By analyzing the baseline characteristics of FL, we found that patients with low T3 syndrome often have B symptoms, worse physical status, extensive involvement of lymph nodes, and frequent large mass and extranodal organs, which all showed that the occurrence of low T3 syndrome is positively correlated with the severity of various parameters in FL patients. This has also been confirmed in other disease studies. Pingitore et al. found that T3 measurement contributes to the risk stratification of patients with heart failure [36]. Low T3 level is not only a prognostic marker, but also directly related to the progression of heart failure. In laboratory data, low T3 is positively correlated with anemia and ALB levels, while negatively correlated with CRP, which is consistent with the report of Fan et al. [37], suggesting that the occurrence of low T3 syndrome may be related to anemia, chronic wasting malnutrition and inflammation.

However, the mechanism of low T3 syndrome has not yet been fully elucidated. Combined with our research results, it is believed that it may be related to the following factors: (1) the activity of 5' deiodinase caused by anemia is inhibited [38], which in turn converts T4 to T3. (2) The involvement of a variety of cytokines [39], especially in critically ill patients with hematological tumors, often complicated with infection, and then the high expression of a series of cytokines, such as interleukin-6 (IL-6), interferon γ (IFNγ), tumor necrosis factor α (TNFα), inhibits the synthesis of thyroid hormones; Glasgowscoring system (GPS) has been used to assess inflammation and nutritional status of cancer patients, suggesting systemic inflammatory response and nutritional deterioration in cancer patients with high CRP level and low ALB level [40]. In this study, patients with low T3 syndrome also showed higher CRP level and lower serum ALB level. Considering the long-term wasting tumor like FL, the body will have negative nitrogen balance, decreased ALB and thyroglobulin levels, and accelerated T4 clearance rate, which aggravate the decrease of T3 and T4 levels [41].

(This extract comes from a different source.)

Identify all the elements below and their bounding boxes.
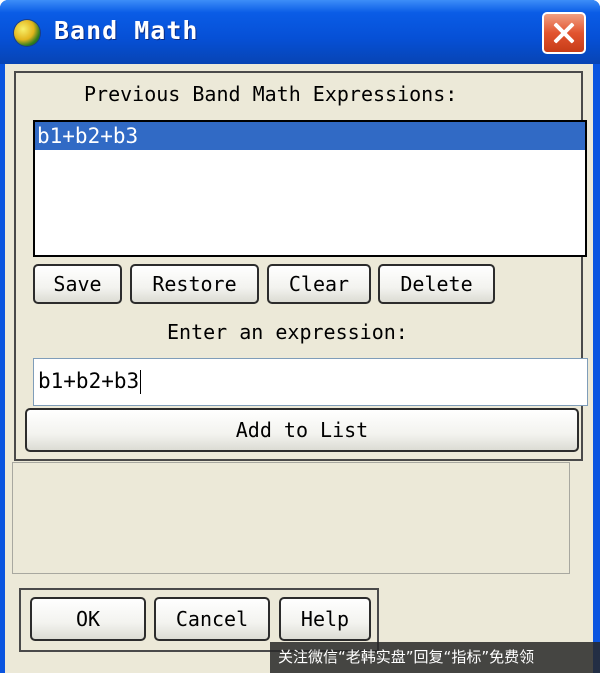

Our study found that FL patients with low T3 syndrome exhibited worse PFS (P < 0.0001) and OS (P < 0.0001) and were independent prognostic predictors of PFS (P = 0.001) and OS (P = 0.002). This is consistent with our previous observations in CLL [22] and DLBCL [23]. POD24 as a risk factor for poor prognosis in FL has been confirmed by many studies, especially Casulo et al. conducted a prospective multicenter study of more than 5000 patients from 13 randomized trials, proving that POD24 was an early clinical endpoint of poor survival in FL patients [42]. Our study found that low T3 syndrome is closely related to POD24, which has a certain predictive value. In addition, FLIPI-1 and FLIPI-2 are currently recognized as effective prognostic scoring models for FL, but their ability to discriminate high-risk patients is limited. We introduced new prognostic models FLPI-1 and FLPI-2 constructed after low T3 syndrome into both prognostic models, which significantly improved the accuracy of FLIPI in predicting PFS and OS.

In conclusion, low T3 syndrome is associated with worse prognosis in FL and is an independent prognostic predictor of PFS and OS in FL patients. FLIPI combined with low T3 syndrome improved the ability to predict PFS and OS, and low T3 is a risk factor for POD24.Thyroid function test is simple and reproducible, which can be used as a routine measurement parameter and may be a good candidate for predicting FL prognosis in the future. However, this study was a single-center retrospective study with a limited sample size and inevitable confounding factors. Further prospective studies in a larger sample size and multi-center population are needed to verify our findings.